По дороге домой, крепко прижимая толстый том о трех храбрых мушкетерах, он решил тихонько от всех утром и вечером по кусочку сахара бросить в чай, который Мария Ивановна относила предревкому.
А дома случилась неприятность. Старый друг Пират, своей худобой напоминавший скорее скелет, чем собаку, прыгая и ластясь, сунул присевшему на корточки Кольке в карман морду и съел сахар.
…Утром, рядом с дверью, присыпанный снежком валялся дохлый Пират. Полные жалости, опечаленные, стояли над ним Колька и Наташа.
Мария Ивановна посочувствовала их горю:
— Подох с голоду или подавился костью, — заключила она.
В тот же день расстроенный Колька встретил неподалеку от своего дома Дмитрия Федоровича.
— Что с тобой? — пряча едва заметное волнение, спросил он у мальчика. — Отчего ты такой, голубчик?

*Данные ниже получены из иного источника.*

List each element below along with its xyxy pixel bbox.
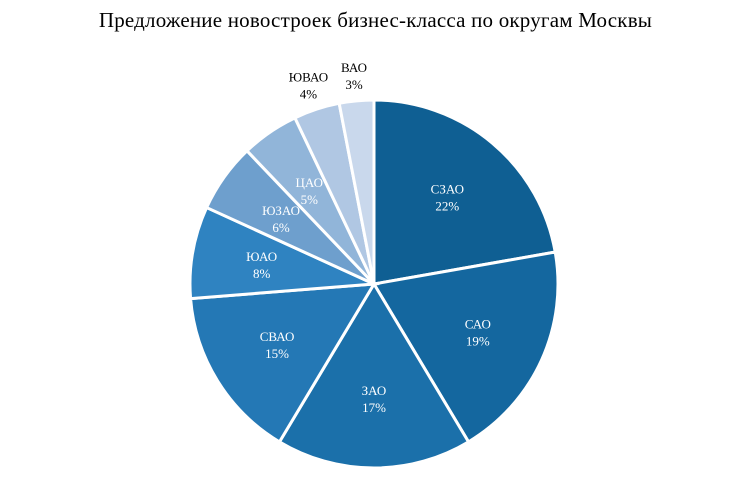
slice-name-label: ВАО [341,60,367,75]
slice-label-7: ЮВАО 4% [289,69,328,101]
slice-label-2: ЗАО 17% [362,383,387,415]
slice-value-label: 17% [362,400,386,415]
slice-label-8: ВАО 3% [341,60,367,92]
slice-label-1: САО 19% [465,316,491,348]
slice-name-label: ЦАО [296,175,324,190]
pie-slice-4 [188,205,380,301]
slice-value-label: 22% [435,199,459,214]
slice-name-label: ЮВАО [289,69,328,84]
slice-name-label: САО [465,316,491,331]
slice-label-6: ЦАО 5% [296,175,324,207]
slice-value-label: 3% [345,77,363,92]
slice-label-3: СВАО 15% [260,329,295,361]
pie-slice-8 [337,98,376,285]
pie-slice-0 [372,98,557,286]
slice-name-label: ЗАО [362,383,387,398]
slice-value-label: 19% [466,333,490,348]
pie-slice-2 [277,281,471,470]
slice-value-label: 4% [300,86,318,101]
slice-label-5: ЮЗАО 6% [262,203,300,235]
slice-name-label: СЗАО [431,182,464,197]
chart-title: Предложение новостроек бизнес-класса по … [98,8,653,32]
slice-name-label: СВАО [260,329,295,344]
slice-label-4: ЮАО 8% [246,249,277,281]
slice-value-label: 6% [272,220,290,235]
slice-name-label: ЮЗАО [262,203,300,218]
pie-slice-3 [188,282,377,444]
slice-label-0: СЗАО 22% [431,182,464,214]
slice-value-label: 8% [253,266,271,281]
slice-name-label: ЮАО [246,249,277,264]
slice-value-label: 5% [301,192,319,207]
slice-value-label: 15% [265,346,289,361]
pie-slice-1 [371,250,560,444]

Колька безнадежно махнул рукой.
— Пират умер.
— Кто? Кто?
— Собака… Пират, — отвернулся в сторону Колька.
— И это все, больше ничего не случилось? — осторожно, но настойчиво спросил Дмитрий Федорович. — Да полно, голубчик, перестань горевать. Собаку мы с тобой достанем получше Пирата.
Но Кольку не так-то легко было утешить. Выражение его лица по-прежнему оставалось пасмурным.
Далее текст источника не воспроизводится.